* 9 *


 3日後。


バーニィは医療カプセルから出て、ベッドに横たわっていた。
ベッドの脇にはアーツとバッセがいる。

「左腕は復元できなかった。
 ナノブラストは二度とできなくなってしまった。
 すまない―。」

カプセルから出て、意識を取り戻したバーニィが最初に聞いた言葉だ。

バーニィは左腕の肘と手首の中間辺りから先を失っていた。
今はバイオ溶液を満たしたギブスで覆っている。

あの日の坑道が襲撃されたときから、
今の今までの顛末をアーツから説明されている最中だ。

バーニィの考えた通り、襲撃は証拠隠滅のため、
他の企業に再利用させないため。

ただそのために、バーニィたちをその家族もろとも生き埋めにしたのだ。

アーツとバッセの2人は、落盤事故の件で登録を抹消されており、
仕事に復帰することは許されなかった。
もともと専属の護衛ではなく、雇われただけの身だったため、
すでに代わりの護衛が雇われていた。
分かりやすく言えば、クビになったということだ。

そして、生き埋めにするという計画を知り、
急いで助けにきたのだという。

アーツはこう付け加えた。

「キャストが恩知らずだと思われては困るからな。」

生き残っていたのは、ほんの数名。

地上部隊に撃たれはしたが、急所が外れていた者、
ビースト持ち前の生命力の高さで生き延びた者、
運良く岩石の下敷きにならなかった者と様々だ。

そして今居るこの場所について。


第3惑星モトゥブの衛星軌道上には、
サテライトベルトと呼ばれる小惑星帯が存在する。

その小惑星のうちの1つを改造した宇宙ステーション。
俗っぽい言い方をすれば、アジト・秘密基地と言ったところだろうか。

艦船の航行が非常に困難なため、危険を冒してやってくる船は少ない。

以前、アーツたちが手掛けた仕事で、
海賊を捕まえたときに見つけたのだという。

死んだことになっているビーストたちを匿うのには、
うってつけの場所だといえる。

その日、バーニィは生まれて初めて自分の生まれた星を見た。
600年前の、民族戦争が始まる前の惑星モトゥブ。


その姿は、鮮やかな緑色だった。





それから一ヶ月、2人のキャストに助けられたビーストたちは、
ありとあらゆる知識を吸収した。

パルム・ニューデイスの情勢、
艦船の操り方、フォトン工学の基礎、
武器や銃器の扱い方といったものだ。

坑夫として奴隷のごとく働くの嫌ったビーストたちは
様々な手段を使って艦船や武器を手にいれ、
海賊としてヒューマンを主な対象にモトゥブを荒らしまわっていた。

ヒューマンは、彼らをローグス(ならず者)と呼んだ。

バーニィたちもローグスとなることを選んだ。
目的は金銭ではない。
ヒューマンたちの非道な振る舞いを許さないために、だ。

バーニィたちローグスのメンバーには、
キャストであるアーツとバッセも含まれていた。
彼らにもいろいろと思うところはあったようだが、
なかば押し切る形でバーニィがムリヤリ頼み込んだのだ。

だが、アーツもバッセも、リーダーになることは頑なに拒んだ。

「ビーストたちはワタシたちの言うことには従わないだろう。
 バーニィ、お前がリーダーを務めるんだ。
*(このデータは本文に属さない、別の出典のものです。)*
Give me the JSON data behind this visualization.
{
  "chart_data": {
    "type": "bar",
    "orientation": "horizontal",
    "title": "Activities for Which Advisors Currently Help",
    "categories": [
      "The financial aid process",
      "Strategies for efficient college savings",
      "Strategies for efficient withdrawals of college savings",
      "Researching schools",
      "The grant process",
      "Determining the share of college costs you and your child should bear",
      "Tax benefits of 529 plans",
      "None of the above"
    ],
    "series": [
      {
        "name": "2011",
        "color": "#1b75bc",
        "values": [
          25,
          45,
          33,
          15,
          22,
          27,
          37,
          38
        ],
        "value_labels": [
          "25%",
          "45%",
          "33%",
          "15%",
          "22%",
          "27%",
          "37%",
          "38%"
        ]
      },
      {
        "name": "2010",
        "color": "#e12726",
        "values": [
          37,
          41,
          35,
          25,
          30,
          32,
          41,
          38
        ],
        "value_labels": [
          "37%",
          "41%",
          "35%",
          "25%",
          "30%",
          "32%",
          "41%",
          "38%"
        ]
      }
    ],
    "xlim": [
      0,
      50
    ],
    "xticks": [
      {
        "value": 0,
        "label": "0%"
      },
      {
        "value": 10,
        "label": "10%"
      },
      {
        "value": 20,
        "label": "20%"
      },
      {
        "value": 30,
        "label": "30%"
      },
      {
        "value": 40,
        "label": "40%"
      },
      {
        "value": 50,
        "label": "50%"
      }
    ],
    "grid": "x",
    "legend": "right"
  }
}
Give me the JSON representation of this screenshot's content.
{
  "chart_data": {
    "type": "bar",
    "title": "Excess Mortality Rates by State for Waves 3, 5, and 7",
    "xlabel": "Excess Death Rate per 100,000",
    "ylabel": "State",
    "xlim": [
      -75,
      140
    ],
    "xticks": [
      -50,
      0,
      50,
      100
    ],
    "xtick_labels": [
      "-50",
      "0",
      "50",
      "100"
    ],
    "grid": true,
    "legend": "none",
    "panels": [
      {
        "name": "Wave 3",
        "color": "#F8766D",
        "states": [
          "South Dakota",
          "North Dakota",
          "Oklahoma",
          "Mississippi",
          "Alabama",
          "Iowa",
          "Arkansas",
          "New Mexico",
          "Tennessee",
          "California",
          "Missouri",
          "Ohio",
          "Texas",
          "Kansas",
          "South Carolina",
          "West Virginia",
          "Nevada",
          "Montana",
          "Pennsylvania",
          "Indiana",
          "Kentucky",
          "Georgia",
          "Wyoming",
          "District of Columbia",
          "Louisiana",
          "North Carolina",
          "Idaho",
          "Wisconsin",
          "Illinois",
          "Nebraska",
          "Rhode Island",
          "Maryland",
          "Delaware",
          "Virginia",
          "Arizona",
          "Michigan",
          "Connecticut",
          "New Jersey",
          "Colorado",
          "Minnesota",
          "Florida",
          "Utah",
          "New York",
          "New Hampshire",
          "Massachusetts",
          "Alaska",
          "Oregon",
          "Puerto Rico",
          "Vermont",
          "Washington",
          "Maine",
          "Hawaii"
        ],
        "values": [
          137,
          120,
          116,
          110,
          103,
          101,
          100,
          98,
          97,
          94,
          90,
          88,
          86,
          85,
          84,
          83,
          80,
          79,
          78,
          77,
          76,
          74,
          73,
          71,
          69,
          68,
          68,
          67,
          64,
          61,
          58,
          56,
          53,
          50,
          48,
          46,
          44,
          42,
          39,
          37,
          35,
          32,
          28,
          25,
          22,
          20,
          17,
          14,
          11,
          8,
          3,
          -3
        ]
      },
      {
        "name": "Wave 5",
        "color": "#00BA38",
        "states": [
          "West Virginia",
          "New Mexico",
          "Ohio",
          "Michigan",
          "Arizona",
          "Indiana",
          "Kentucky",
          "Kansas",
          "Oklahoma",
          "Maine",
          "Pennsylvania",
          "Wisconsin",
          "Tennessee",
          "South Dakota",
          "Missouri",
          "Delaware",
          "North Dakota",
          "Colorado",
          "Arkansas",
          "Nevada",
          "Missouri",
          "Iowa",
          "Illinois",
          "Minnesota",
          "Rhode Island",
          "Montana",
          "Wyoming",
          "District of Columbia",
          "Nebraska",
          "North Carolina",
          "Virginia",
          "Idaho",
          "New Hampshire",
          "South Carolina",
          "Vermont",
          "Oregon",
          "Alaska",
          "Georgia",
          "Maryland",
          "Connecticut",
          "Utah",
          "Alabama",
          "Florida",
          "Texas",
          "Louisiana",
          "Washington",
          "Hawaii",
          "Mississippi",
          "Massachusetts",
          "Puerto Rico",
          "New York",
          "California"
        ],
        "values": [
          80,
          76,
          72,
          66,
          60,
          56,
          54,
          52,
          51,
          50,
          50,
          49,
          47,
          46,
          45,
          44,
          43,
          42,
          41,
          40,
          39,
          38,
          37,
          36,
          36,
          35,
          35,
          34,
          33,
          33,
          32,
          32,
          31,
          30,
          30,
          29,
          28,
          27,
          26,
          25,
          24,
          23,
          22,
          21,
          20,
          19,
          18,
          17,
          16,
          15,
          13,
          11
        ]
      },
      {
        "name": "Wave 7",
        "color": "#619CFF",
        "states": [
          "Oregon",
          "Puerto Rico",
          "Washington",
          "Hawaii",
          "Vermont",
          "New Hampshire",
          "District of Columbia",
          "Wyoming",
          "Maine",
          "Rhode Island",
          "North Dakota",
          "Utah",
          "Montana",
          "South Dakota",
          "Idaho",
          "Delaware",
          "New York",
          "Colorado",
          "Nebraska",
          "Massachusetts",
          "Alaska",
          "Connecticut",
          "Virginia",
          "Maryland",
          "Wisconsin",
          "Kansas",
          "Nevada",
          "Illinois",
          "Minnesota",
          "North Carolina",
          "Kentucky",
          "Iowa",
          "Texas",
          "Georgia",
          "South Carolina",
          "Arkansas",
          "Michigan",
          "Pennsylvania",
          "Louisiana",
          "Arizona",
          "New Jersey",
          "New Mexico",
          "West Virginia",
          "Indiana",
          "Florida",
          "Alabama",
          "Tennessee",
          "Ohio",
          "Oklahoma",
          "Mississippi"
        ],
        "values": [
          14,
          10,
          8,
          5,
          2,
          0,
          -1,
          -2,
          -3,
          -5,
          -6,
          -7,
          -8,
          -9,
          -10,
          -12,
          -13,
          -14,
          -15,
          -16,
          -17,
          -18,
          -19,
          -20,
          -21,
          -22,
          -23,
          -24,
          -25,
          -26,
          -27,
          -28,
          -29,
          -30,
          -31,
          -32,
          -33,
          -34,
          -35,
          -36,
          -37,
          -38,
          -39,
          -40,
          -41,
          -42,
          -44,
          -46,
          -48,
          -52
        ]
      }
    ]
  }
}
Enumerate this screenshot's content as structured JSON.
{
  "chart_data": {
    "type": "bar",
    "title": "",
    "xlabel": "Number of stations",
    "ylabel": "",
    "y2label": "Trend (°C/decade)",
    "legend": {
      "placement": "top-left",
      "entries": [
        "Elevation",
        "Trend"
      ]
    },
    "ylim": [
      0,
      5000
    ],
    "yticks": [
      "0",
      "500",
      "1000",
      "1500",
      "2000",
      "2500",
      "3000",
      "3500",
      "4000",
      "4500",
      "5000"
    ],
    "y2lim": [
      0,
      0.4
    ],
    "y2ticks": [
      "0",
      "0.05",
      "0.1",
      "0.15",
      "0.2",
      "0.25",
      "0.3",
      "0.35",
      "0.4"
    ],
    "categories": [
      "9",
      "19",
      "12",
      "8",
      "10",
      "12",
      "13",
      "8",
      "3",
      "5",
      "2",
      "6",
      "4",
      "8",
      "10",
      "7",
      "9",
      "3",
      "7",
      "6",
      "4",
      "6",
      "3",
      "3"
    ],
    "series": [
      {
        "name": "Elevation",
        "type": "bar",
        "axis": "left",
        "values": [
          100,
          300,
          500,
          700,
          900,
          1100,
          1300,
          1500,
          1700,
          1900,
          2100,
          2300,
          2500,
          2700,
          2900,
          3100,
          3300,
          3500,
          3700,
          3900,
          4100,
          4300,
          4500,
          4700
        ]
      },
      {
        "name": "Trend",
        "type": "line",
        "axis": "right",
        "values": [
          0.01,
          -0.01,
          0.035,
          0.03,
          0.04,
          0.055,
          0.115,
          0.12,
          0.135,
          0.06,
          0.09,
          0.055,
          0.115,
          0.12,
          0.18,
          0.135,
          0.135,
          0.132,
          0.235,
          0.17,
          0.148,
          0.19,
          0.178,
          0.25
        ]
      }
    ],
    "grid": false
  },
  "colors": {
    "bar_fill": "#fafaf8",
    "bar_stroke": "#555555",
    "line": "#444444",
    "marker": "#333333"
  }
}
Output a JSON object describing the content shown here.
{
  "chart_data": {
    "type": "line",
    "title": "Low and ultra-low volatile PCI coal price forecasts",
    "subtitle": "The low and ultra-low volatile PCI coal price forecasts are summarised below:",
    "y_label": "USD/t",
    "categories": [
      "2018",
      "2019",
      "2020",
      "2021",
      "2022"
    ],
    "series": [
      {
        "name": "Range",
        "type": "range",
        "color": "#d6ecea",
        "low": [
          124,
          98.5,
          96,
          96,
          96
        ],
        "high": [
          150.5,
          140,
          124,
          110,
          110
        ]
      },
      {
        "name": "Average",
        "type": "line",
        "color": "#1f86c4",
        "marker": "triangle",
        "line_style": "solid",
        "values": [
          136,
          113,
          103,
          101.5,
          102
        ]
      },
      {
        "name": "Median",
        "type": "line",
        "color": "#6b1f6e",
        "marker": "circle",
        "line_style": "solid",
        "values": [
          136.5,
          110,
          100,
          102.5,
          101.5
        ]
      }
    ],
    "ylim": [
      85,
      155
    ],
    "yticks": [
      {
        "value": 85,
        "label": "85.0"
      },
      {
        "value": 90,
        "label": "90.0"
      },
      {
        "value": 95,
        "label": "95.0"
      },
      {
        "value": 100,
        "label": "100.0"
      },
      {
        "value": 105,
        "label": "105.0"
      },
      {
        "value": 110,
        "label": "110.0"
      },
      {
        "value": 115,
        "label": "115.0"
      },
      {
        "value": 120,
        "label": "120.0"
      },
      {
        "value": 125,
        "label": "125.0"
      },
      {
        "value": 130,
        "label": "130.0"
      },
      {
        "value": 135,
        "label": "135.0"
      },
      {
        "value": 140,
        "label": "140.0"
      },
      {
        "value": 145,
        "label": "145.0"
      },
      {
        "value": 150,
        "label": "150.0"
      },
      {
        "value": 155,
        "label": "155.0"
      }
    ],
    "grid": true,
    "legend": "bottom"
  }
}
」

2人を除けば皆ビーストで構成されている以上、
キャストらしい合理的な判断だといえた。



「オレは、確かにヒューマンの行いは許せない。
 だけどさ、やり返したら、さらにやり返されるもんだ。
 だから、
 ビーストも、キャストも、ニューマンもヒューマンもない、
 誰もが平等に、お互いの長所を活かして、助け合っていける。
 そんな世界にしたい。」

バーニィは、いつからかそんなことを言うようになった。

「そんな世界になる確率は、計上することもできない。
 それでもお前はそう言うのか?」

アーツは肯定するでも否定するでもなく、
また、賛同するでも反対するでもなく、
単純に、そして客観的にそう聞いた。

「できるさ。確率や可能性なんて問題じゃない。
 オレとアーツがそうなったように。
 誰もが同じ様に出来るはずさ。」

恥じることも無く言い放ったバーニィの目には、
一片の曇りもない。
何処までも真っ直ぐ。


「それを【フリーダム】という。
 自分が求めるものぐらい、知っておけよ。
 これだからビーストは下位種族だというのだ。」

アーツは笑っていた。


そうして、バーニィ一家が誕生した。